LE TABAC ET SES ORIGINES

Le tabac fait partie de la même famille que les pommes de terre et le poivre. C'est une plante annuelle herbacée (Nicotiana tabaccum) atteignant de 1,50 à 2 m de haut. Ses feuilles entières peuvent mesurer 80 cm de long sur 40 de large.

Le tabac est récolté puis il est disposé dans un séchoir très aéré. Les feuilles séchées sont réchauffées et assouplies par de la vapeur, puis mélangés et mouillés avant d'être hachés. Après hachage, le tabac blond est séché, puis saucé, ce qui le rend plus doux. Le tabac brun est torréfié et acquiert ainsi son goût définitif.

Il y a plus de trois millénaires les Indiens roulaient déjà des feuilles de tabac. Ils appelaient cet ensemble de feuilles Tabaco. Parallèlement, en Europe, fumer est une activité déjà existante : les Romains et les Grecs utilisaient des feuilles d'eucalyptus et de poirier.

Depuis plus de 2000 ans, les amérindiens utilisent le tabac dans les rituels religieux ou pour ses vertus médicinales (utilisé comme analgésique ou dans sa forme mâchée, contre les rages de dents).


Cueillette du tabac en Amérique centrale

Les données historiques attestent que c’est Christophe Colomb qui pour la première fois – en 1494 - offre à ces supérieures des feuilles de tabac séché.
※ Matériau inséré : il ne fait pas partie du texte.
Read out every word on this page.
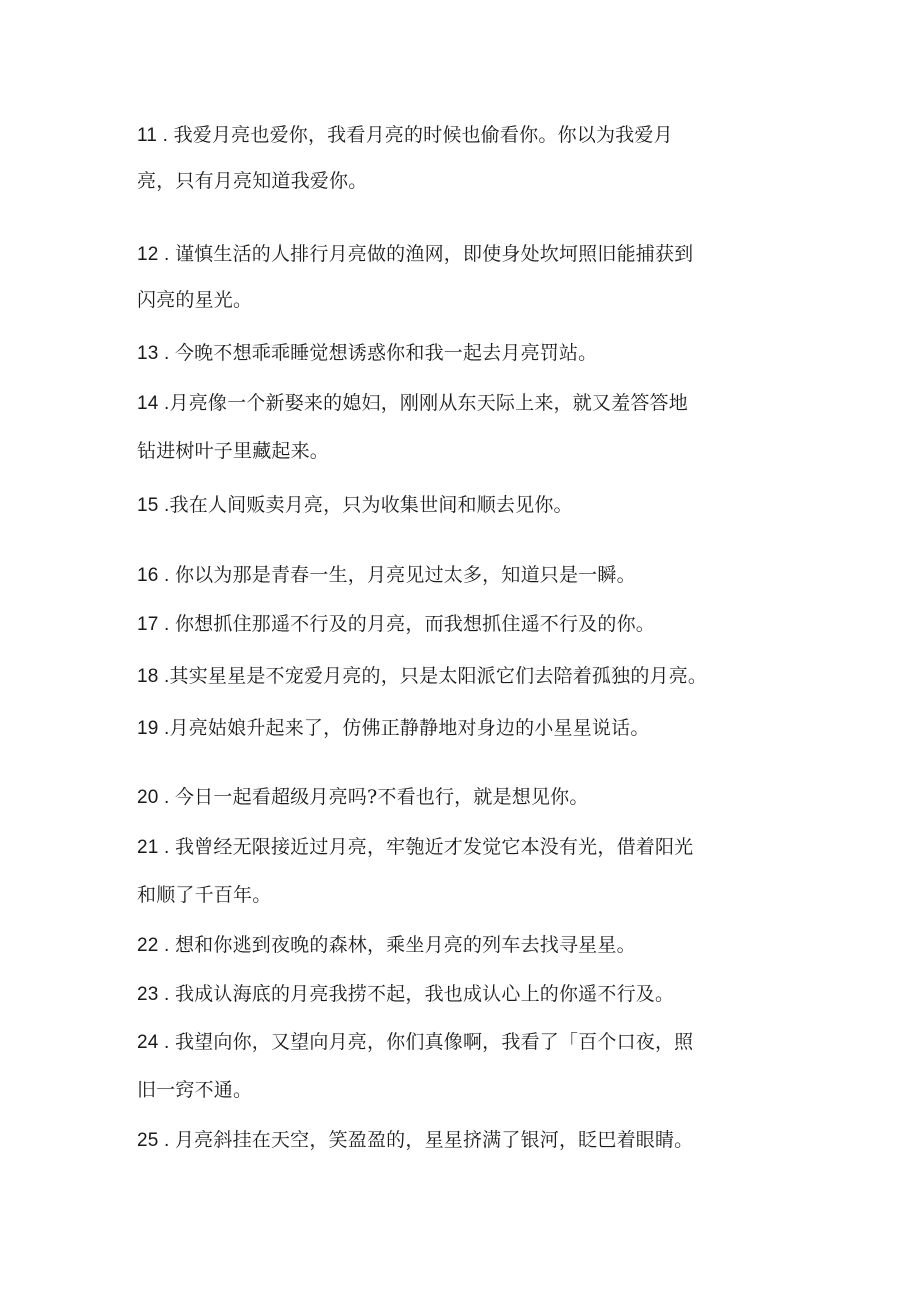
11 . 我爱月亮也爱你，我看月亮的时候也偷看你。你以为我爱月
亮，只有月亮知道我爱你。
12 . 谨慎生活的人排行月亮做的渔网，即使身处坎坷照旧能捕获到
闪亮的星光。
13 . 今晚不想乖乖睡觉想诱惑你和我一起去月亮罚站。
14 .月亮像一个新娶来的媳妇，刚刚从东天际上来，就又羞答答地
钻进树叶子里藏起来。
15 .我在人间贩卖月亮，只为收集世间和顺去见你。
16 . 你以为那是青春一生，月亮见过太多，知道只是一瞬。
17 . 你想抓住那遥不行及的月亮，而我想抓住遥不行及的你。
18 .其实星星是不宠爱月亮的，只是太阳派它们去陪着孤独的月亮。
19 .月亮姑娘升起来了，仿佛正静静地对身边的小星星说话。
20 . 今日一起看超级月亮吗?不看也行，就是想见你。
21 . 我曾经无限接近过月亮，牢匏近才发觉它本没有光，借着阳光
和顺了千百年。
22 . 想和你逃到夜晚的森林，乘坐月亮的列车去找寻星星。
23 . 我成认海底的月亮我捞不起，我也成认心上的你遥不行及。
24 . 我望向你，又望向月亮，你们真像啊，我看了「百个口夜，照
旧一窍不通。
25 . 月亮斜挂在天空，笑盈盈的，星星挤满了银河，眨巴着眼睛。
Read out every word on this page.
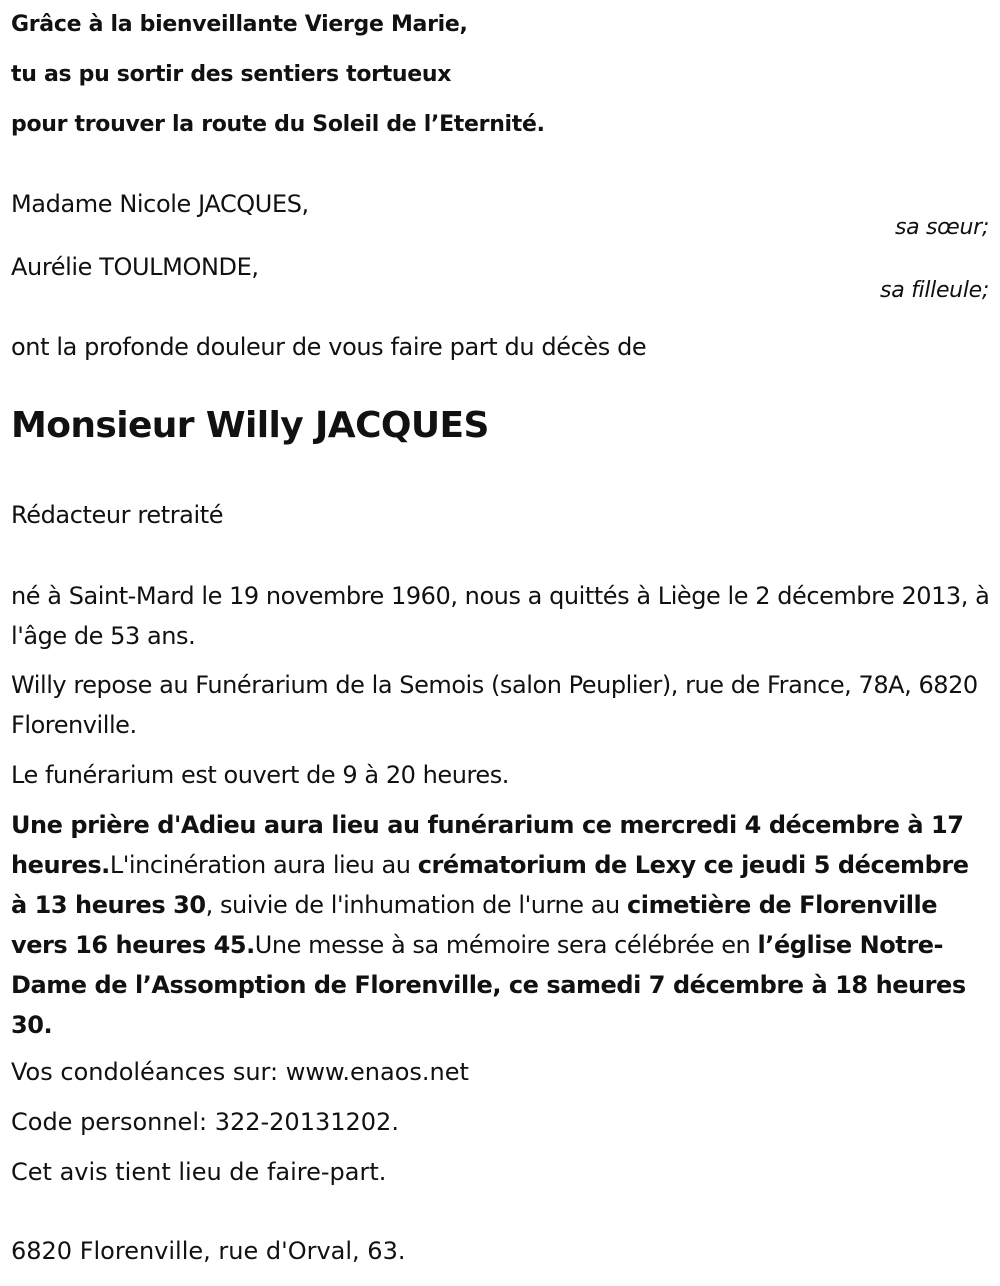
Grâce à la bienveillante Vierge Marie,
tu as pu sortir des sentiers tortueux
pour trouver la route du Soleil de l’Eternité.
Madame Nicole JACQUES,
sa sœur;
Aurélie TOULMONDE,
sa filleule;
ont la profonde douleur de vous faire part du décès de
Monsieur Willy JACQUES
Rédacteur retraité
né à Saint-Mard le 19 novembre 1960, nous a quittés à Liège le 2 décembre 2013, à l'âge de 53 ans.
Willy repose au Funérarium de la Semois (salon Peuplier), rue de France, 78A, 6820 Florenville.
Le funérarium est ouvert de 9 à 20 heures.
Une prière d'Adieu aura lieu au funérarium ce mercredi 4 décembre à 17 heures.L'incinération aura lieu au crématorium de Lexy ce jeudi 5 décembre à 13 heures 30, suivie de l'inhumation de l'urne au cimetière de Florenville vers 16 heures 45.Une messe à sa mémoire sera célébrée en l’église Notre-Dame de l’Assomption de Florenville, ce samedi 7 décembre à 18 heures 30.
Vos condoléances sur: www.enaos.net
Code personnel: 322-20131202.
Cet avis tient lieu de faire-part.
6820 Florenville, rue d'Orval, 63.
Les marins espagnols vont ramener la plante en Europe ou très vite, ses supposées propriétés médicales l’imposent comme traitement des maladies majeures (de la douleur jusqu’aux cancers).

En France, le tabac fut introduit par Jean Nicot, ambassadeur de Catherine de Médicis.


Jean Nicot

En 1571, le docteur espagnol Nicolas Monardes, écrit un livre sur l’histoire des plantes médicinales originaires du Nouveau Monde. Il soutient déjà que le tabac peut guérir 36 problèmes de santé.
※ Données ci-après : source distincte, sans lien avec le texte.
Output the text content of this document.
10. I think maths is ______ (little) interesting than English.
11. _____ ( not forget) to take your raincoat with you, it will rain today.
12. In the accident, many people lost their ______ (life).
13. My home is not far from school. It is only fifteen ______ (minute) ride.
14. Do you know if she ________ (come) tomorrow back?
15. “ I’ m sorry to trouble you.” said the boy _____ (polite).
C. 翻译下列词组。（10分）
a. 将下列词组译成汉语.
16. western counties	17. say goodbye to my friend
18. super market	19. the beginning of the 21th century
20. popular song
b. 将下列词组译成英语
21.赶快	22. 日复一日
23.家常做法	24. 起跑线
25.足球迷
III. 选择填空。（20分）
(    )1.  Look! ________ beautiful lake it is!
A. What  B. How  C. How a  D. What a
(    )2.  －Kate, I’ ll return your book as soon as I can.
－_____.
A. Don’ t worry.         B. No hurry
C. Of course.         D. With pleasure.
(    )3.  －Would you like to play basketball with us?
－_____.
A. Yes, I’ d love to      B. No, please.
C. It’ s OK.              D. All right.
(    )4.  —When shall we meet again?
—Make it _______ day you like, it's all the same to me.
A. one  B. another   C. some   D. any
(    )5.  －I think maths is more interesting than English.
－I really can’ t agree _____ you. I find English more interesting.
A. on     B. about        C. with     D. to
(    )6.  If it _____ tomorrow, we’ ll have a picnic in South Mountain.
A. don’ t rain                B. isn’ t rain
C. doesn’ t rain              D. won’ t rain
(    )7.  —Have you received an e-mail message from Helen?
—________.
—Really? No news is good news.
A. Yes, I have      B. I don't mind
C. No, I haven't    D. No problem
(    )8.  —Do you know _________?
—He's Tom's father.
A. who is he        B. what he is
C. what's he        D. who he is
En 1588, le premier promoteur connu du tabac, Thomas Haret, préconise l’usage du tabac fumé ou en prise nasale. Il est mort des suites d’un cancer du nez, imputable dans la lumière des connaissances actuelles à la prise de tabac.
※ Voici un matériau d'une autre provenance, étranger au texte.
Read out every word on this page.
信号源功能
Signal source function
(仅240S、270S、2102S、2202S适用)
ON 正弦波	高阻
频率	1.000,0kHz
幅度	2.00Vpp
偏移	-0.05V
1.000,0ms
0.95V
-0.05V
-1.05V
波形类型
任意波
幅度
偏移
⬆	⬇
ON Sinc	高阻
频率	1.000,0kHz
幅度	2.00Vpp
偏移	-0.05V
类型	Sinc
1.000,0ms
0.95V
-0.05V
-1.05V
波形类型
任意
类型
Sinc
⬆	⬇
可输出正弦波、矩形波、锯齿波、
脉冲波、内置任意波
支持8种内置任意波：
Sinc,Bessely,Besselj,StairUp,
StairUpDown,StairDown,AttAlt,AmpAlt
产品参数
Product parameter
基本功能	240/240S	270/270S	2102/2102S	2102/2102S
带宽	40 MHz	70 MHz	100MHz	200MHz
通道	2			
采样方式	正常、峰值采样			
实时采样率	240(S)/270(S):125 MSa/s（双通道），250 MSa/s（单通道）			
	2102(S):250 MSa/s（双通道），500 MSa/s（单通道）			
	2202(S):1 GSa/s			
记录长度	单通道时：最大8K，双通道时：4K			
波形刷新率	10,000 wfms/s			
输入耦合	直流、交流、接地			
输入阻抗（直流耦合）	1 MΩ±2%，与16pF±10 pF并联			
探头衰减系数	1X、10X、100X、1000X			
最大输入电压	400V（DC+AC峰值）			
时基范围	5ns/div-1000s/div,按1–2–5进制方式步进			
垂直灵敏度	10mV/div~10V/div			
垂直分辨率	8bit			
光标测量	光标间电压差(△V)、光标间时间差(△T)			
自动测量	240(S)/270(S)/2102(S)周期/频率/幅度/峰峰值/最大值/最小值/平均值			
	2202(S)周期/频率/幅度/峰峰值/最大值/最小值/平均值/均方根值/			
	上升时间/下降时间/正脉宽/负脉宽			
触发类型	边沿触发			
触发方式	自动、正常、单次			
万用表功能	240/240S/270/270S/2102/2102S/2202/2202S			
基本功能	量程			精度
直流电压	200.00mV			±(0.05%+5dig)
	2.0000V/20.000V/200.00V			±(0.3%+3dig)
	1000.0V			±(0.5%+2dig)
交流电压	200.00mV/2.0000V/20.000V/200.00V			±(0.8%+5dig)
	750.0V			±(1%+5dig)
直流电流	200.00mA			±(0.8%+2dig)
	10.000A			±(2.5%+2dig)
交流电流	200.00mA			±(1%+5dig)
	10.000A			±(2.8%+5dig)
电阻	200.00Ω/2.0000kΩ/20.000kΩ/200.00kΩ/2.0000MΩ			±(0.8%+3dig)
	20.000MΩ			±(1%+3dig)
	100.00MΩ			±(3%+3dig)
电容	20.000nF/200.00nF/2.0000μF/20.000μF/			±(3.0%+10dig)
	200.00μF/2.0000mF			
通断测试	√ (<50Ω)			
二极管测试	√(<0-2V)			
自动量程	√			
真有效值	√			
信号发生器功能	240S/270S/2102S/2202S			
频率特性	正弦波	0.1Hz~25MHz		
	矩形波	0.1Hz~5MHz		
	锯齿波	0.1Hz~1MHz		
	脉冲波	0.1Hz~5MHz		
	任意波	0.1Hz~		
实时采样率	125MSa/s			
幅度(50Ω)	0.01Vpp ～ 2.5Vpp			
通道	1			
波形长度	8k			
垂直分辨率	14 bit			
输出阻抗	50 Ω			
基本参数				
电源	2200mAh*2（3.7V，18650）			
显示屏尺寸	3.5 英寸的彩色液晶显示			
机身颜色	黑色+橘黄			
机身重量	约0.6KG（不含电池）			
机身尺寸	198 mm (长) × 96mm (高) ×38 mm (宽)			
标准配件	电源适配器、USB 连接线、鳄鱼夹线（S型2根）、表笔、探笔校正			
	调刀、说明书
Pendant le XVIIème siècle, le tabac est aussi estimé que l’or. Pourtant, déjà en 1610, sir Francis Bacon constate qu’il est si difficile de cesser le tabac. Les prémices de la dépendance !

En 1620, le Mayflower débarque ses passagers à Plymouth, dans le Nouveau Monde. Le tabac sera interdit dans les lieux publics, et ce pendant des décennies. Petite anecdote : dans les cours espagnoles et Portugaises les plants de tabac servaient pour décorer ! Ce n'est qu'au XIV° siècle que la plante commence à être fumée. Petit à petit son utilisation se propage.
Colbert impose un monopole sur la culture du tabac, les rentrées d'argent ne sont pas négligeables. En 1700, Lorillard créé la première compagnie du tabac, compagnie qui à l’heure actuelle est la plus ancienne au monde.
Pendant la Guerre d’Indépendance des Etats-Unis, 1776, le tabac sert comme monnaie d’échange pour l’achat des armes.

Le dépôt de Callac.

 Mademoiselle Louise Françoise LE MOYNE[1] est dépositaire du bureau de tabac en1782 où elle décède le 7 mars 1782. 
Elle était vraisemblablement célibataire et son frère aîné, l'écuyer Pierre Louis LE MOYNE  de saint Idunet en Châteaulin, se présente  à Callac le 7 avril 1782 pour recevoir l’héritage laissé par sa sœur  à son décès. Dans l'inventaire qui perdure deux jours entiers, le dépôt de tabac laissé par la défunte se monte à la somme de 225 £ & 12 sols. 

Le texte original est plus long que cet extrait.